What students should know

Admission to a degree programme in urban planning is limited by minimum grades at some universities. Other requirements such as particularly good grades in the school subjects mathematics, social studies and politics or a relevant internship are also sometimes given.

Those with a good spatial imagination and drawing and planning ideas are already well advised. Knowledge of subjects such as biology and chemistry helps especially with ecological issues in urban planning. While mathematics and physics provide a good foundation for technical, engineering work.

Students should have a good command of English and an interest in computer science. This is because spreadsheets, CAD software and graphics programmes are as much a part of the curriculum in urban planning as philosophical-historical texts and, of course, city plans.

During their studies, students should be prepared for various project and group work, practical phases, and excursions. Flexibility is required. Especially during the practical exercises, important “soft skills” are practiced that will later play a central role in everyday work.

Study Urban Planning in Germany

Many universities in Germany offer the study of urban planning. Sometimes it is titled “spatial planning” and specialties such as “urban and environmental planning”, “urban design” and related terms are also common. The bachelor’s degree programme deals with the fundamentals of urban planning. Students can choose whether they would rather focus on technical drawing, architecture, administration, or the environment.

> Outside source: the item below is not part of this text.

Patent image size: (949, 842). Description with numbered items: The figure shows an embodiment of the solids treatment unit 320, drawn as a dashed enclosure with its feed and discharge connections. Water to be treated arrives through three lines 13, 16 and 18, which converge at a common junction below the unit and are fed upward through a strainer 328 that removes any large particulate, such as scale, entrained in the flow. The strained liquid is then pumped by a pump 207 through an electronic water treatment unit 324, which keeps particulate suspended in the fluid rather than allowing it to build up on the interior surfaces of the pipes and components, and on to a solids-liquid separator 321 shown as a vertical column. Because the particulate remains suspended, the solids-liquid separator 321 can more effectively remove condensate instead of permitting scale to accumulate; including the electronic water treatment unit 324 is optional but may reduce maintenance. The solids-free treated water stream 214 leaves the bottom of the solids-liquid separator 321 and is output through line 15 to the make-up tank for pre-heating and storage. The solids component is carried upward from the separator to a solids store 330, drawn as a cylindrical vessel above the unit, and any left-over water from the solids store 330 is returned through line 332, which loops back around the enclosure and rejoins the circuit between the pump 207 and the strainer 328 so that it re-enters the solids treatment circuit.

The following universities in Germany offer particularly well-known urban planning programmes:

  • Stuttgart (architecture and urban planning)
  • HafenCity Universität Hamburg (urban planning)
  • Lübeck University of Technology (urban planning)
  • Bauhaus University Weimar (urban studies)
  • University of Applied Sciences Erfurt (Urban and Regional Planning_Foundations)
  • Brandenburg University of Technology Cottbus (Urban Design and Planning)

More than 20 universities in this country offer these and similar courses of study. Depending on the desired focus, interested parties can also search for keywords such as landscape planning, conservation planning, regional planning, or urban planning. Sustainability and environmental studies are also increasingly emphasising urban planning.

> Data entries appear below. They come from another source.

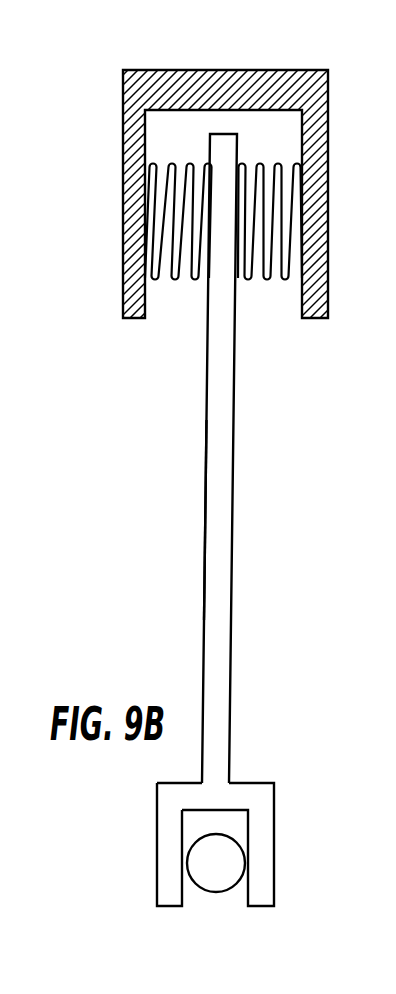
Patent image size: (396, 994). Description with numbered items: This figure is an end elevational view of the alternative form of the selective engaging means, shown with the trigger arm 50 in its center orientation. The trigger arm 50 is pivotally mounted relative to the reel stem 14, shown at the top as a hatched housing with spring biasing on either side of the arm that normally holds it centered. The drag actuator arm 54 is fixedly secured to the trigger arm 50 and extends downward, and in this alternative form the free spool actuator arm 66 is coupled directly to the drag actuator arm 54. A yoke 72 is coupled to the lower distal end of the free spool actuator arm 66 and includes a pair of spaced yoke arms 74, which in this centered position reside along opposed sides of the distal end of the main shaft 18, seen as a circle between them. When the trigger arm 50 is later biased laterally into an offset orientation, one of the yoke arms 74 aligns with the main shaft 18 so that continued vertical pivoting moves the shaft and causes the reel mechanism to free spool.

The reel stem 14 is at (262, 82).
The trigger arm 50 is at (225, 153).
The drag actuator arm 54 is at (232, 495).
The free spool actuator arm 66 is at (223, 566).
The yoke 72 is at (262, 783).
The yoke arms 74 is at (170, 906).
The main shaft 18 is at (187, 863).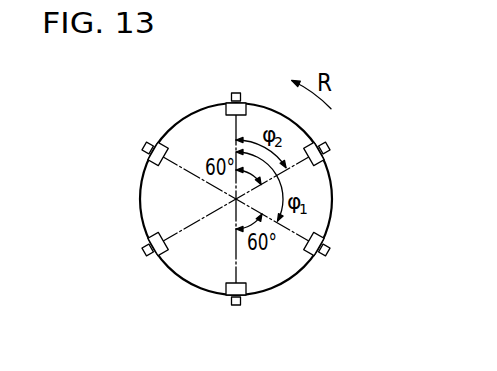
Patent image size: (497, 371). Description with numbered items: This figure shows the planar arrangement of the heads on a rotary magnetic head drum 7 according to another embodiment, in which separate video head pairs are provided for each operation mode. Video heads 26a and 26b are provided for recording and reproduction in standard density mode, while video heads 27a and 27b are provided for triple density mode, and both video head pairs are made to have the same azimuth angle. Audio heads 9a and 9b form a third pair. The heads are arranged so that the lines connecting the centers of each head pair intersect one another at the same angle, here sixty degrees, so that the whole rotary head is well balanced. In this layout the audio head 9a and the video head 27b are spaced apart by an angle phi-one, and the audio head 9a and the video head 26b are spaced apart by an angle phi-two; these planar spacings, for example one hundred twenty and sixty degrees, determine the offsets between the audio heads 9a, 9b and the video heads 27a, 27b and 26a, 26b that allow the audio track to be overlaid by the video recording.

The motor stator housing 7 is at (182, 120).
The audio head 9a is at (236, 93).
The audio head 9b is at (236, 305).
The video head 26a is at (150, 251).
The video head 26b is at (329, 145).
The video head 27a is at (143, 146).
The video head 27b is at (329, 257).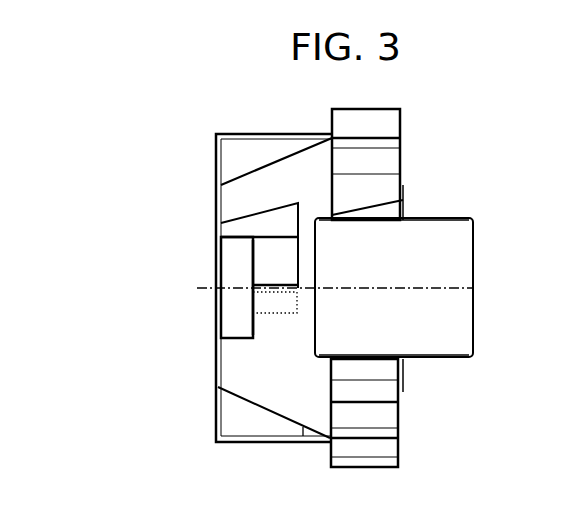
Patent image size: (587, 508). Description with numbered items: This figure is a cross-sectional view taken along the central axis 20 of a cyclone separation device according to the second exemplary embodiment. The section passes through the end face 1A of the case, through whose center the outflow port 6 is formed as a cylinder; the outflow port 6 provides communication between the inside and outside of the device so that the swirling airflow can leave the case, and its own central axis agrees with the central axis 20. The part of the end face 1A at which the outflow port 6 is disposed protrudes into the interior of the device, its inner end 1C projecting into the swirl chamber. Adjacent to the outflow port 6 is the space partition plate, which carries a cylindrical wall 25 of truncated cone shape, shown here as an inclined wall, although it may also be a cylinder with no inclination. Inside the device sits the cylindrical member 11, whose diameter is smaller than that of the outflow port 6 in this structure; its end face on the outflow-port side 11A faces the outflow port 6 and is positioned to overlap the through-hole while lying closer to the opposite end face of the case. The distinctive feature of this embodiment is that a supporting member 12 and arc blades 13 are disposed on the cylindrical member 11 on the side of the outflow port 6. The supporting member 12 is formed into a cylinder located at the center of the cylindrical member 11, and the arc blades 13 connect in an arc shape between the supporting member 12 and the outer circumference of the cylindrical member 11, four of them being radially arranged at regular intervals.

The end face 1A is at (400, 165).
The end 1C is at (403, 200).
The outflow port 6 is at (418, 248).
The cylindrical member 11 is at (233, 325).
The end face on the outflow-port side 11A is at (250, 267).
The supporting member 12 is at (253, 293).
The arc blades 13 is at (275, 258).
The central axis 20 is at (473, 287).
The cylindrical wall 25 is at (253, 167).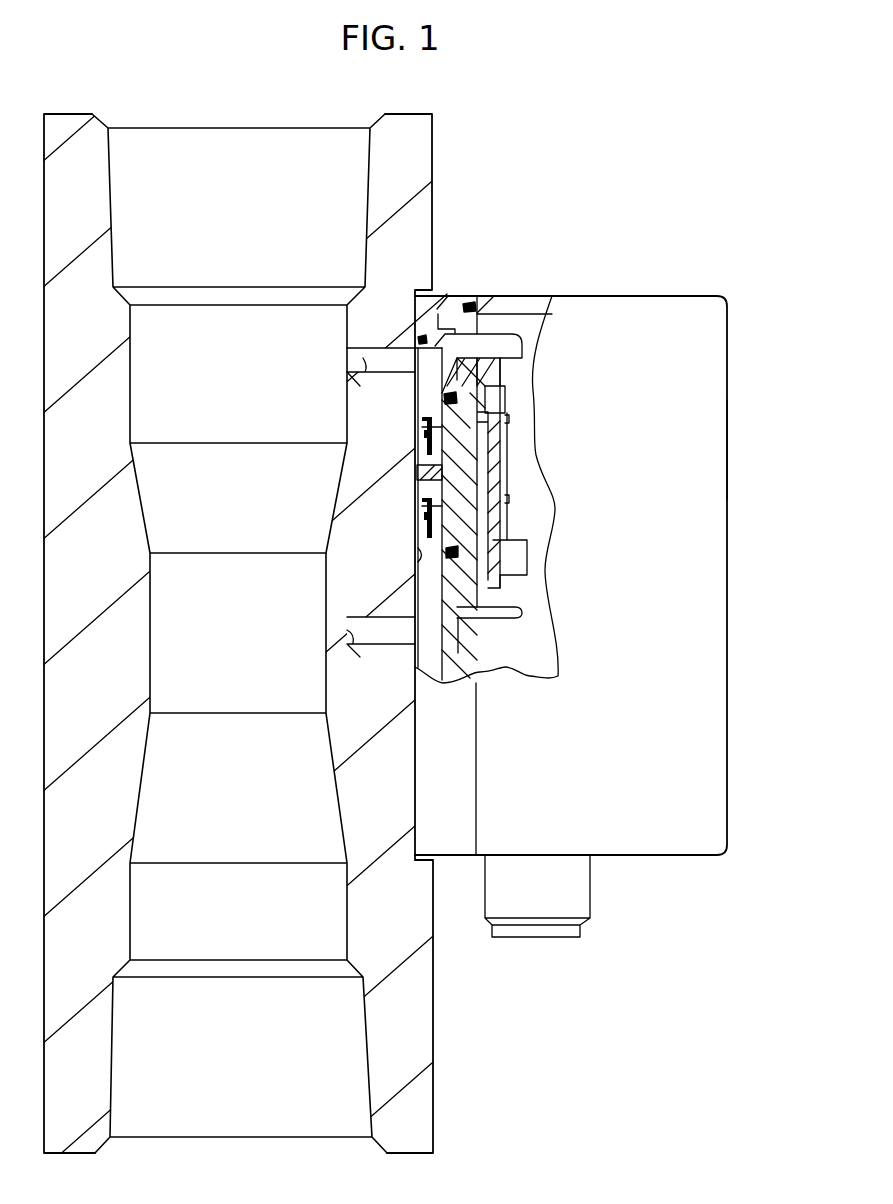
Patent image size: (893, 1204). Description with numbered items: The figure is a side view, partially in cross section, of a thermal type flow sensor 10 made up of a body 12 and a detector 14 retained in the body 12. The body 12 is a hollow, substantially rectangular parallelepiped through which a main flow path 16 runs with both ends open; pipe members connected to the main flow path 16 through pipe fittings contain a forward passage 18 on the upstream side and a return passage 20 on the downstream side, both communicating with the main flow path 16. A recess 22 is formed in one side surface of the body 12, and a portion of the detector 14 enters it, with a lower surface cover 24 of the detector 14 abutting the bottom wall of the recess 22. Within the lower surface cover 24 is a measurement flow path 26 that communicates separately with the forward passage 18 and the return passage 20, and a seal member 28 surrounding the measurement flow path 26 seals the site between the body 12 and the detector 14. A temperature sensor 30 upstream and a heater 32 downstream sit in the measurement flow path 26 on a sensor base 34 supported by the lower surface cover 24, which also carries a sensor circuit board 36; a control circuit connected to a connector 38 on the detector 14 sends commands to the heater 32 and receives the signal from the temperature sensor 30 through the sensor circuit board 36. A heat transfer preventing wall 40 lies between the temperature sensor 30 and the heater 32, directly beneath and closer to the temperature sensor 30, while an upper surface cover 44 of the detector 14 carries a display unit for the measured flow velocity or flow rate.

The thermal type flow sensor 10 is at (562, 99).
The body 12 is at (417, 170).
The detector 14 is at (600, 585).
The main flow path 16 is at (130, 370).
The forward passage 18 is at (362, 360).
The return passage 20 is at (350, 630).
The recess 22 is at (422, 853).
The lower surface cover 24 is at (457, 738).
The measurement flow path 26 is at (418, 560).
The seal member 28 is at (417, 338).
The temperature sensor 30 is at (425, 432).
The heater 32 is at (425, 520).
The sensor base 34 is at (493, 382).
The sensor circuit board 36 is at (495, 453).
The connector 38 is at (568, 892).
The heat transfer preventing wall 40 is at (417, 470).
The upper surface cover 44 is at (708, 455).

Master’s programmes in urban planning in Germany are increasingly offered in English. Therefore, a good mix of German and international students and global topics can be expected here, providing an exciting complement to the bachelor’s programme. Many universities accept master’s students who have a bachelor’s degree in related subjects, such as political and social science, architecture, or engineering.

Study Urban Planning in Europe

Studying urban planning is also common in other European countries. In the United Kingdom, it is known as “town planning,” while in most other countries it is known as “urban planning.” Interested students should note that bachelor’s degree programmes teach a great deal of local knowledge about the country in question.

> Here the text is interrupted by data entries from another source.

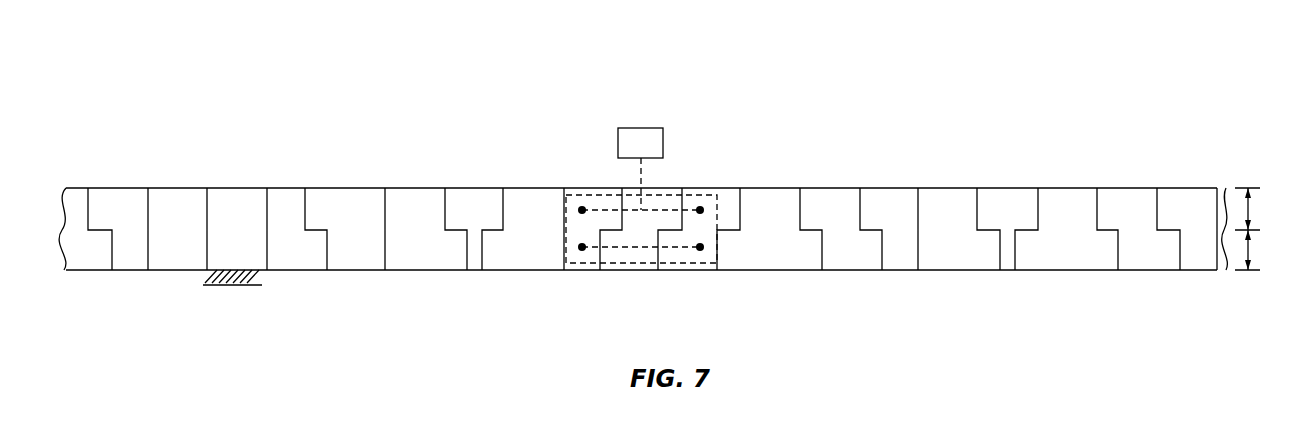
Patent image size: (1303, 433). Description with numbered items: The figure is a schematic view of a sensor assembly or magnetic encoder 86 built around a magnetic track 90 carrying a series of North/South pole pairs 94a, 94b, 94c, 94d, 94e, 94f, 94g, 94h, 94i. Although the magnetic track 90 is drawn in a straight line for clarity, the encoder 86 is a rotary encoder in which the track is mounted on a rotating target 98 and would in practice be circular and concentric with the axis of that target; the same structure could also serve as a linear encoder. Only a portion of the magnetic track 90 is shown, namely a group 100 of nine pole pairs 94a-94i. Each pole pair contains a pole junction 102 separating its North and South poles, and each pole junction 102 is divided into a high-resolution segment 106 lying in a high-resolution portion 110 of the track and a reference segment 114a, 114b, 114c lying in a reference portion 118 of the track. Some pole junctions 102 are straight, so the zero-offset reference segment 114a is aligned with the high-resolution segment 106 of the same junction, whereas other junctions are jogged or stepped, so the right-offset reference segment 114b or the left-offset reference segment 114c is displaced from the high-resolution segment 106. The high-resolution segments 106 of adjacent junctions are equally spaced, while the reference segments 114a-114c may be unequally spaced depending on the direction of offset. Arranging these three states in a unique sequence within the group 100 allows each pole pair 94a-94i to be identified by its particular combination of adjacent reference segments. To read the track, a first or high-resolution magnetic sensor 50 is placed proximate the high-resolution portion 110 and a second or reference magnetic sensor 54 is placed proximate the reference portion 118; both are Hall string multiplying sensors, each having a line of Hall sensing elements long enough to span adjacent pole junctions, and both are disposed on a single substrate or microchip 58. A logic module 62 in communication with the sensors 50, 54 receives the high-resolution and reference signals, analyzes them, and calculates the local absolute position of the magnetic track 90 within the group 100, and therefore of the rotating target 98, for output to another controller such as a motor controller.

The magnetic encoder 86 is at (1102, 72).
The magnetic track 90 is at (1188, 164).
The group of nine pole pairs 100 is at (1152, 118).
The North/South pole pair 94a is at (90, 175).
The North/South pole pair 94b is at (209, 175).
The North/South pole pair 94c is at (330, 175).
The North/South pole pair 94d is at (448, 175).
The North/South pole pair 94e is at (562, 282).
The North/South pole pair 94f is at (683, 175).
The North/South pole pair 94g is at (803, 175).
The North/South pole pair 94h is at (921, 175).
The North/South pole pair 94i is at (1040, 175).
The high-resolution segment 106 is at (1040, 215).
The zero-offset reference segment 114a is at (267, 254).
The right-offset reference segment 114b is at (882, 254).
The left-offset reference segment 114c is at (1015, 254).
The pole junction 102 is at (490, 237).
The rotating target 98 is at (256, 290).
The high-resolution magnetic sensor 50 is at (612, 198).
The reference magnetic sensor 54 is at (681, 252).
The microchip 58 is at (700, 252).
The logic module 62 is at (663, 140).
The high-resolution portion 110 is at (1253, 210).
The reference portion 118 is at (1253, 253).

Especially the selection of master programmes for urban planning studies is very interesting in other countries. For example, one can study “Global Urban Development and Planning” at the University of Manchester. The Science Po in Paris offers the course “Governing Ecological Transitions in European Cities” and in Stockholm there is the Master “Transport and Geoinformation Technology”.

Especially during the pandemic, urban planners have been preoccupied with issues regarding population density.